À direita, a linha concreta da costa, longe o suficiente para
guardar o barulho das vozes que a povoam. Ao redor, incessantemente
perto, o horizonte: além-mar. Sobre a amurada, a tripulante: olhos
que evitam a solidez da terra perscrutando o oceano.
Os limites da costa
a chateiam,
tão diferentes da liberdade fluida do subir e descer do barco. Ela
lembra-se das sereias que costumava ver quando criança, debruçada
assim a bombordo. Vinham contar-lhe histórias de lugares tão
distantes quanto sonhos. Naquela época, ainda vivia perto da costa e
aqueles que a puseram sobre o mundo ensinavam-na a soltar a corda que
a prendia ao cais. A única diferença entre o mar e a praia era
aquilo que os formavam, água contra terra. Depois, à medida em que
as formas de seu corpo se delineavam, eles também desenvolveram
novos contornos, claros e singulares. Ela vê, agora, a costa que é
só a silhueta de todo um continente, sólida e firme, apesar das
forças externas que lhe ferem. E o mar, aquele que a cativou, que a
afastou de lá com seu magnetismo, com seu mistério, com suas ondas
ternas que inundam a praia com alimentos e mensagens e esperanças e
vida.
De longe, o
continente é mesmo impassível. Quase todos, mesmo nascendo sobre as
águas, buscam sua segurança imperturbável e seus barcos permanecem
como conchas vazias sobre a areia. Lá o povo se sufoca com camadas
de desconfiança que pesam feito armaduras. Alegam legítima defesa
de balas invisíveis constituídas de ódio, mas elas perfuram cada
vez mais fundo e se esgotou a coragem para perdoar. Todos ferem
enquanto são feridos.
Aqui, na
privacidade de seu estar em meio à imensidão, a tripulante deixa-se
levar pela liberdade que desliza sobre o oceano. Suas roupas pouco
fazem para cobri-la do afagar do vento, e ele revela sua beleza e sua
imperfeição. Nem mesmo o reflexo de si que ela vê em águas rasas
a conhece como o vento. Este é que empurra o barco apesar das
correntes contrárias, o equilibra sobre as grandes ondas e o guia
por mapas invisíveis traçados na superfície. Embora esteja além
da capacidade de seus olhos, sua presença é tão concreta que toca
o próprio ritmo do mar quando anda sobre ele.
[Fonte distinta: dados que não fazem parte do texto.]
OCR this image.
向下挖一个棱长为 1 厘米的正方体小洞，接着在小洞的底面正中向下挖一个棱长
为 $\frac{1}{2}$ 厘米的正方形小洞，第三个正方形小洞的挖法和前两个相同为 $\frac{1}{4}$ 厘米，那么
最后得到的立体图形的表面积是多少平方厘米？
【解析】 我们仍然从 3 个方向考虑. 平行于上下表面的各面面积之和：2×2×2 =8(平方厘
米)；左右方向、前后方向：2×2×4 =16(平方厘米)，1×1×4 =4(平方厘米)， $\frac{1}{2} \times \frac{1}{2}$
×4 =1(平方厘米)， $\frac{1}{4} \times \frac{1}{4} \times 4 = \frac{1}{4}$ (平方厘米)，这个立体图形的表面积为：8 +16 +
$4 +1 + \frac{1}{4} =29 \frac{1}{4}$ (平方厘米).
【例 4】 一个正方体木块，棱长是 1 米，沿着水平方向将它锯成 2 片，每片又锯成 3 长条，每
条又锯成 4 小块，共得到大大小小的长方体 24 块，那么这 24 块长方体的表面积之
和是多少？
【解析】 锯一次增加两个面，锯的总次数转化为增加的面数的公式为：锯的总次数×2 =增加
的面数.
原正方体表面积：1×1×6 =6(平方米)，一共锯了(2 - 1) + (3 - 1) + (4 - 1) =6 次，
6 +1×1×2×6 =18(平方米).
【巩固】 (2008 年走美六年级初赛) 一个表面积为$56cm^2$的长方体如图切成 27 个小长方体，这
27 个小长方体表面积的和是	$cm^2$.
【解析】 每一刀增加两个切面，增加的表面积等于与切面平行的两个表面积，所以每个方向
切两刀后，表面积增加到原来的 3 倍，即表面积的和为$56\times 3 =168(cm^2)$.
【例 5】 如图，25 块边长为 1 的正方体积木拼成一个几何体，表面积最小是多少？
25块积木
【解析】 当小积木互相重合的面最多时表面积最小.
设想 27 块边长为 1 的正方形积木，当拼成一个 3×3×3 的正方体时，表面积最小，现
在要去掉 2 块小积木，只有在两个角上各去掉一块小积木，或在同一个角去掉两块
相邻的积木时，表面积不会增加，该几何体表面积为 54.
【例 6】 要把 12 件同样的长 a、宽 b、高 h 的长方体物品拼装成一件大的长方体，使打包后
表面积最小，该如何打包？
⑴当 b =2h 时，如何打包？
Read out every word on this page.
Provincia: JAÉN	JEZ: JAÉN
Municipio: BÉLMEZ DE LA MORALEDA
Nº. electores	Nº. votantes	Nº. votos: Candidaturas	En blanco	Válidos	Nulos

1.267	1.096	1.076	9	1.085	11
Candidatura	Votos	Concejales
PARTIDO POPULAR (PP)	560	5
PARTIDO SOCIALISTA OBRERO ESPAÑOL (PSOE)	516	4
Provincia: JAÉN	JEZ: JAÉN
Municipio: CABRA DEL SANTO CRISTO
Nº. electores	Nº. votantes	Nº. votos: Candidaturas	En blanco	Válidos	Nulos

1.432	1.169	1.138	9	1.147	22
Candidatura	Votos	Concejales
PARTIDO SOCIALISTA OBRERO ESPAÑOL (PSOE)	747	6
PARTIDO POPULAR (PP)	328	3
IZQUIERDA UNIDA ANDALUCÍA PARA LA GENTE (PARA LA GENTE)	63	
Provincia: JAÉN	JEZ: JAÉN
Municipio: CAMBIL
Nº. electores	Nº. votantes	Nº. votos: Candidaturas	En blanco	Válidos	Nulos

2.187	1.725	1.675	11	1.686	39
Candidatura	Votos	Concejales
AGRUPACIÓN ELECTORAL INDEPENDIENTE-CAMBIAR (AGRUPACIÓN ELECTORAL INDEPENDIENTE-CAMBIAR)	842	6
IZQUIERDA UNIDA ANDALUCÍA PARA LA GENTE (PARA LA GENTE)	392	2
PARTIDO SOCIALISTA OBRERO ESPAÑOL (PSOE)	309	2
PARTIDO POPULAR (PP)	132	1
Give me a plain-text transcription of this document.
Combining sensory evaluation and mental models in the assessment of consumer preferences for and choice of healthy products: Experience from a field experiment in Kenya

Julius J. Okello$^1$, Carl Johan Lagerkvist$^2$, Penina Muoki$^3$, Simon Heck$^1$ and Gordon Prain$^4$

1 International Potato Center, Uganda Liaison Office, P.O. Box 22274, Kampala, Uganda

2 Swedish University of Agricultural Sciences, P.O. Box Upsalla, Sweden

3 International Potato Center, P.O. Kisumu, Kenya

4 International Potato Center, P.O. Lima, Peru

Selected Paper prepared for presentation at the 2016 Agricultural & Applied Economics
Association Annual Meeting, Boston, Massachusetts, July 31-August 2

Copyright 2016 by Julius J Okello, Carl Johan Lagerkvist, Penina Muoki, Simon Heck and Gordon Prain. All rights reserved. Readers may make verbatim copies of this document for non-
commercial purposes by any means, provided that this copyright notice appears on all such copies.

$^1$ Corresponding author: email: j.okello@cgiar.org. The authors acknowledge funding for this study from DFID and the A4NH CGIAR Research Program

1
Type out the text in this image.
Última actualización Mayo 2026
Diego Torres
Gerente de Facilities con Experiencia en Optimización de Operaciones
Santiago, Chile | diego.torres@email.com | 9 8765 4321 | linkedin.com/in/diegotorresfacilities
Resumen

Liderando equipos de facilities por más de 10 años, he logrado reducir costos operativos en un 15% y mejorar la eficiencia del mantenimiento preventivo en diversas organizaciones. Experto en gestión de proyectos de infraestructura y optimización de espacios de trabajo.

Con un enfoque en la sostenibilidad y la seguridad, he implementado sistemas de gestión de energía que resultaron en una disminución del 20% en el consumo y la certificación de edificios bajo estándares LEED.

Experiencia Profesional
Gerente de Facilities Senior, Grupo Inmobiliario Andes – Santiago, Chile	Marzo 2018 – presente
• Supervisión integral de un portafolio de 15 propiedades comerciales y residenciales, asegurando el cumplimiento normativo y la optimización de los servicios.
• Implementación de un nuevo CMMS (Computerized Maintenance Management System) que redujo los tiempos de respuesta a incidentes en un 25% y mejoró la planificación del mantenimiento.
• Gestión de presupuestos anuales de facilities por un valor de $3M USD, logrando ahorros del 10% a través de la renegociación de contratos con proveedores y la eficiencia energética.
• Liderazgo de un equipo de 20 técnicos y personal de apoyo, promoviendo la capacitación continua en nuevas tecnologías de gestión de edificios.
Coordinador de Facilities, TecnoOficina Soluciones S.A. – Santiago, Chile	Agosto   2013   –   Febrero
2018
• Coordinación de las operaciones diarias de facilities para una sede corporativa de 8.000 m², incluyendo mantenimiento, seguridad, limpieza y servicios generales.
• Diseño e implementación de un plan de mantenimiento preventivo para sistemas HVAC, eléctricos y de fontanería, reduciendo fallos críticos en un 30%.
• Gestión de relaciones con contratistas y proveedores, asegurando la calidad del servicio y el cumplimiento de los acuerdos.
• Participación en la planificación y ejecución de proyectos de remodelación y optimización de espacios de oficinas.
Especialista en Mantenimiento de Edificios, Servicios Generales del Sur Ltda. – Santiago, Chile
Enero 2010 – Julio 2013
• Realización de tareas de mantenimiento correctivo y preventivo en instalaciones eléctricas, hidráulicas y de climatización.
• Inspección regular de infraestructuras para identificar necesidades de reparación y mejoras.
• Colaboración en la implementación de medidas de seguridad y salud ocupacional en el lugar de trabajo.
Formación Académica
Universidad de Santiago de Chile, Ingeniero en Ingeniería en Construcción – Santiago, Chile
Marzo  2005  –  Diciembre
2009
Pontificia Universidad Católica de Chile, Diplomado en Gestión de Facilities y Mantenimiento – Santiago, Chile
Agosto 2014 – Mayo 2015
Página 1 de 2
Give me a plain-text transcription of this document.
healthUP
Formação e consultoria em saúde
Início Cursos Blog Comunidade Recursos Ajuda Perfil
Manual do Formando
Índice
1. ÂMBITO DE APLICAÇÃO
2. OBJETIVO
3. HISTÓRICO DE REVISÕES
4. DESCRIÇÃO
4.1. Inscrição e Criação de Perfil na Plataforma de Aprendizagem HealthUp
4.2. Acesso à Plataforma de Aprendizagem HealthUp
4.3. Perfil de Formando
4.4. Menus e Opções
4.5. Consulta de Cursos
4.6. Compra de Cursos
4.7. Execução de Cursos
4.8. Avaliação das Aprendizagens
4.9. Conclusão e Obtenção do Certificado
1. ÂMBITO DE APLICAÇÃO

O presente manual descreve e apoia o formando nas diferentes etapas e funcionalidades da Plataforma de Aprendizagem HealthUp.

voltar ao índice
A satisfação que
tantos buscam em terra é o que ela sente quando o vento bagunça
seus cabelos e sussurra versos aos seus ouvidos, levando-lhe um riso
e palavras sinceras que se espalham como o pólen de uma flor.
Ocasionalmente,
outros barcos se aproximam. Trazem diferentes tripulantes com novas
histórias e esboços das ilhas e rotas que percorreram. Costumam
navegar lado a lado por um tempo, até que seus mapas apontam para
polos opostos. Porém, nunca vão sem deixar algum carinho
entrelaçado nas amuradas de seu navio ou sem levar uma das cartas
que ela escreve com palavras que têm pescado para viver. As palavras
são seu sustento. Elas são moldáveis e, com paciência, podem ser
trançadas como cordas, afiadas feito espadas ou infladas à forma de
balões que voam para longe.
A praia agora está
tão longe que os olhos não a encontram mais. O céu está aflito de
nuvens cansadas e lúgubres que por muito tempo carregaram mais do
que podiam suportar e se inclinam agora sobre o mar. As velas do
barco murcharam pelo ar quase estático. O gosto de sal é familiar.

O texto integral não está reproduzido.